Drought stress has an important role in yield reduction of crops. To investigate the effects of applying zeolite hydrogel (as a superabsorbent) in reduction of adverse effects of drought stress on chlorophyll content, nitrogen, growth indices and their relationships with quantitative and qualitative yield of pearl millet (cv. Nitrifeed), a split plot experiment (in space and time), based on randomized complete blocks design with three replications, was carried out at Research Farm of Shahid Bahonar University, Kerman, Iran, in 2011. Treatments included drought stress at four levels (irrigation at 40, 60, 80 and 100% of field capacity) as the main factor and superabsorbent hydrogel at three levels (0, 150 and 300 kg/ha) as the sub-factor. Results revealed that there was a positive and significant correlation (r = 0.97**) between chlorophyll content and leaf nitrogen percentage. Also, significant correlation was observed between these traits and forage fresh and dry weight of forage, protein yield and raw fiber percentage of the forage. As drought stress increased, the measured traits showed a descending trend.

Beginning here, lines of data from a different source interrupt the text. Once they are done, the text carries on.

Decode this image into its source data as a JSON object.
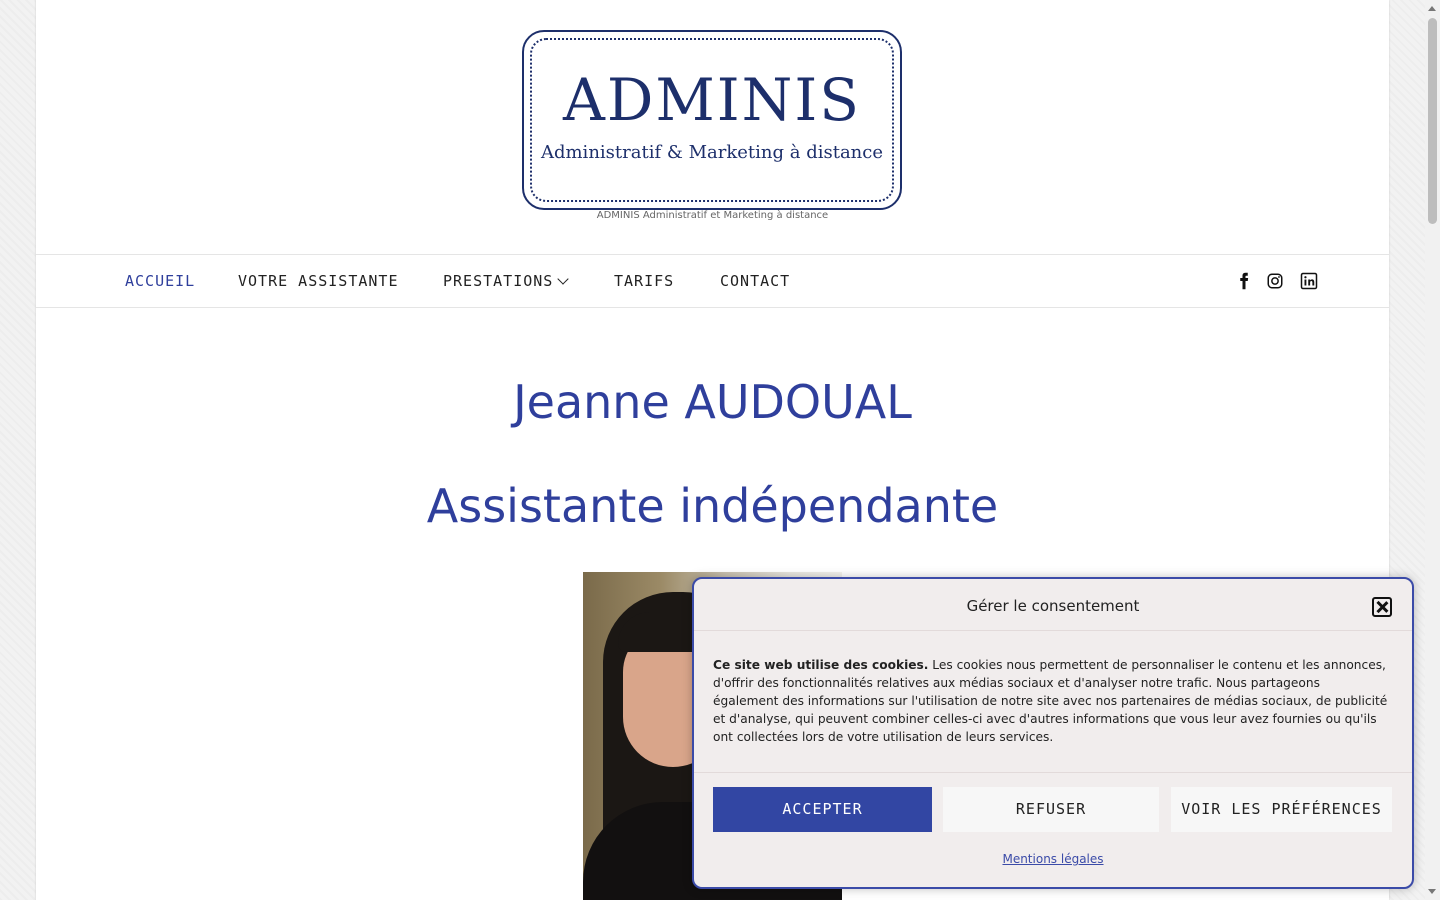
{
  "logo": {
    "title": "ADMINIS",
    "subtitle": "Administratif & Marketing à distance"
  },
  "tagline": "ADMINIS Administratif et Marketing à distance",
  "nav": {
    "items": [
      {
        "label": "ACCUEIL"
      },
      {
        "label": "VOTRE ASSISTANTE"
      },
      {
        "label": "PRESTATIONS"
      },
      {
        "label": "TARIFS"
      },
      {
        "label": "CONTACT"
      }
    ],
    "active": "ACCUEIL",
    "social": [
      "facebook-icon",
      "instagram-icon",
      "linkedin-icon"
    ]
  },
  "main": {
    "name": "Jeanne AUDOUAL",
    "role": "Assistante indépendante"
  },
  "consent": {
    "title": "Gérer le consentement",
    "text_bold": "Ce site web utilise des cookies.",
    "text": "Les cookies nous permettent de personnaliser le contenu et les annonces, d'offrir des fonctionnalités relatives aux médias sociaux et d'analyser notre trafic. Nous partageons également des informations sur l'utilisation de notre site avec nos partenaires de médias sociaux, de publicité et d'analyse, qui peuvent combiner celles-ci avec d'autres informations que vous leur avez fournies ou qu'ils ont collectées lors de votre utilisation de leurs services.",
    "accept": "ACCEPTER",
    "refuse": "REFUSER",
    "prefs": "VOIR LES PRÉFÉRENCES",
    "legal_link": "Mentions légales"
  },
  "colors": {
    "accent": "#3246a3",
    "logo": "#1d2f6b"
  }
}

The superabsorbent polymer increased the fresh and dry weight of forage, growth indices and qualitative traits of pearl millet. Mean fresh weight of forage, chlorophyll content, protein content and percentage of fiber showed no significant difference between 100% and 80% irrigation levels. Superabsorbent application led to 20% water saving. Therefore, it can be said that superabsorbent hydrogel application under drought stress will improve yield, qualitative traits and growth indices of pearl millet through increasing soil water holding capacity, reducing nutrient leaching, fast and optimal growth of roots and better soil aeration.